I joke with Hunny sometimes that him not being able to have a cat is the dealbreaker for our otherwise strong and happy union. As a response, he did give me a link to this website:
Apparently, this company called Allerca has been genetically engineering hypoallergenic cats for over 2 years. According to their website, they breed cats that give off significantly less levels of a cat allergen that often give some people miserable symptoms such as watery eyes, congestion, runny notes and the like.
The cost? They start at $6950.
Methinks I’ll be making several more stops at the Hawaiian Humane Society to get my fill of fur.
De-Scrooged?
Posted by terri | Filed under heart, home, natsukashii, watashi
We are at last in December and with Thanksgiving done and gone, it is time for the Christmas spirit to come into full swing. For about 10 years or so now, December hasn’t filled me with any Christmas spirit for a variety of reasons. I am, however, hopeful that this year will be different.

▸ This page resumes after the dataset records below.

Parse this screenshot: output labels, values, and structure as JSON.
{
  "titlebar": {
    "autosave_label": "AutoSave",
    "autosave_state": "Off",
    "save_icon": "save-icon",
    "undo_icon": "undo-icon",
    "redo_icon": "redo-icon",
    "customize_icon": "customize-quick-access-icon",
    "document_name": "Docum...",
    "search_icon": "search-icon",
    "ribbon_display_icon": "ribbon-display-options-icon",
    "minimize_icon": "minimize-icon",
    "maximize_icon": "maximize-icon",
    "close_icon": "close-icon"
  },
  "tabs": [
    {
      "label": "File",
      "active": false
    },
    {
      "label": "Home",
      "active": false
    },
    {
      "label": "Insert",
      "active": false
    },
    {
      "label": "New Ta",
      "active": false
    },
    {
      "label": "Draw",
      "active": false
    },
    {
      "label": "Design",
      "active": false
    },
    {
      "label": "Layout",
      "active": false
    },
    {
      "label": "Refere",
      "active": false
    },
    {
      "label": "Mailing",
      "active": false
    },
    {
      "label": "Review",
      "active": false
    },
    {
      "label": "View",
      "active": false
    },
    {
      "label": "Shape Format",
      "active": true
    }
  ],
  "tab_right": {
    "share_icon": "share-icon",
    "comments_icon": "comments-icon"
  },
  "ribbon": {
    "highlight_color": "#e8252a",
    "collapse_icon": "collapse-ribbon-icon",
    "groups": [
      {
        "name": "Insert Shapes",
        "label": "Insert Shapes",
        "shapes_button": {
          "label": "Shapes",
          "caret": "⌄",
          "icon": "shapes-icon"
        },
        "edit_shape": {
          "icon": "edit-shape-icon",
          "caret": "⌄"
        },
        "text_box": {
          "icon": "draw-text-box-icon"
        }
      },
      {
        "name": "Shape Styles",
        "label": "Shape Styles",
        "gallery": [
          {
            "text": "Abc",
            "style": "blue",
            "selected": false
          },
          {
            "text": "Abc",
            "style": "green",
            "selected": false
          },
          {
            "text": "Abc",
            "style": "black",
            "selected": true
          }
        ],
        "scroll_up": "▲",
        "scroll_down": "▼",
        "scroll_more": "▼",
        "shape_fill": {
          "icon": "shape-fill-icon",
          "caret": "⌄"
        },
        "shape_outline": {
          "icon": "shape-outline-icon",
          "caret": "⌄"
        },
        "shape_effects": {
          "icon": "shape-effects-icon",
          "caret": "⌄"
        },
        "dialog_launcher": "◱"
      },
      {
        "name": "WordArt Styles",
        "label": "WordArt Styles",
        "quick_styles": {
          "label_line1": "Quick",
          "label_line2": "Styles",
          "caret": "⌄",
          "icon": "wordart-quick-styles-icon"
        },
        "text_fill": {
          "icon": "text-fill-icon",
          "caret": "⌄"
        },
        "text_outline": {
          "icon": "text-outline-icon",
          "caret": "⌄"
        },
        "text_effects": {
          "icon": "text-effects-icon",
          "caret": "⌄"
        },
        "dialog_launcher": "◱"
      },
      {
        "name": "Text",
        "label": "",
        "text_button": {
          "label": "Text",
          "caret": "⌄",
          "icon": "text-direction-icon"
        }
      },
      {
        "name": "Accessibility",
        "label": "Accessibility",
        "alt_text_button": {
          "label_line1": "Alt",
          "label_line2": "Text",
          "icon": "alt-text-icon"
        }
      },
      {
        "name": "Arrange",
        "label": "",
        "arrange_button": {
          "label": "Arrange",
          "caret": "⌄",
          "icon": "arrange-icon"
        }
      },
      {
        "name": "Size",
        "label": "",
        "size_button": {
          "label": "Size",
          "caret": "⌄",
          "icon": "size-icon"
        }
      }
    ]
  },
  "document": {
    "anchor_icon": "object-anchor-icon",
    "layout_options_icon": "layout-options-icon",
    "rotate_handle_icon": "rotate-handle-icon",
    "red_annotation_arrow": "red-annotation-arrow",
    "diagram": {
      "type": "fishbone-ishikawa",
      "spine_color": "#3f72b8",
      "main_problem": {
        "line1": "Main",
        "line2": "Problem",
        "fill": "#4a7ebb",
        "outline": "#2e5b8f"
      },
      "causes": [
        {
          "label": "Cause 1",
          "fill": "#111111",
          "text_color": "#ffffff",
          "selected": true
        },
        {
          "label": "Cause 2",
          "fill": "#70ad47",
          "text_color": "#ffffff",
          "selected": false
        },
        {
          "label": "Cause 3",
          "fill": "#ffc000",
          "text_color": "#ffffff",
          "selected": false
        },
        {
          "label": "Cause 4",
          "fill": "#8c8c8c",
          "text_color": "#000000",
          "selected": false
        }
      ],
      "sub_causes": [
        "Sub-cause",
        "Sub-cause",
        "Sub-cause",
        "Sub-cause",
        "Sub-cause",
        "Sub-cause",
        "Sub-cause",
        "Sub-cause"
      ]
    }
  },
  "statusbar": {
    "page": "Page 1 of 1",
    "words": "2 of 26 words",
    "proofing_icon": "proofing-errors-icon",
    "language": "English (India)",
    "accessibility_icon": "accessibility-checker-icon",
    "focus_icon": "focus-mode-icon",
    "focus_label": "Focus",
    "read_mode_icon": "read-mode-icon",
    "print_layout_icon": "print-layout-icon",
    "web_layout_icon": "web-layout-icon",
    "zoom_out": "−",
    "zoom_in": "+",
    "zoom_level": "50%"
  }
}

Without going into too much detail, I want to say that life this year has definitely been more settled as opposed to the past 10 years, and I think it’s finally time to embrace the Christmas spirit. I’ve been thinking of ways that I could “de-scrooge” myself as I have normally been “bah humbug” about the entire holiday season. I came up with a couple of things, some of which I probably WON’T go through with.
Christmas Tree: The last time I had a Christmas tree in my house was in 1996. Every Christmas tree we got years prior were awesome, though our decorations were a bit ghetto fabulous. It definitely brought a spirit of Christmas that not even the most tricked out gift could. As much as I would love to welcome that wonderful, nostalgic scent into my home, it certainly is not practical enough for me to get one. I won’t have much presents to put under the tree and the electricity bill at my house runs high enough as it is. I admit, I feel a bit of the “mommy pangs” when I think about Christmas trees, because I think I can only justify getting one if I had a child to enjoy it. Not gonna happen this year.
Christmas Baking: I definitely take joy in baking and creating stuff in the kitchen, but my success rate has never been good and so I find that I have not been doing it much lately. I think Christmas time is as good enough a time as ever to start again. I’m thinking of cookies and other desserts that I can try my hand at to give out at Christmas time. And if Hunny volunteers to do the dishes, I can be even further motivated!
Christmas Party: I mentioned back in July or so that I wanted to do some kind of housewarming party to celebrate the closing of the “sale” on the house. I’ve made the house a little more inviting with the removal of a lot of clutter and the addition of a new TV, but I have to admit that I am still a little shy about bringing people into my house as I still feel it’s a bit messy and dare I say it, perpetually 汚い? Well, we shall see… I won’t rule it for this holiday season…
Photo Christmas Card: This tops the “most likely to do” list. It was actually Hunny’s idea that we do one this year. We haven’t discussed execution, but we don’t anticipate it being a huge production as I have seen with other people I know. And I think being the geeks that we are, we probably will do it with iPhoto.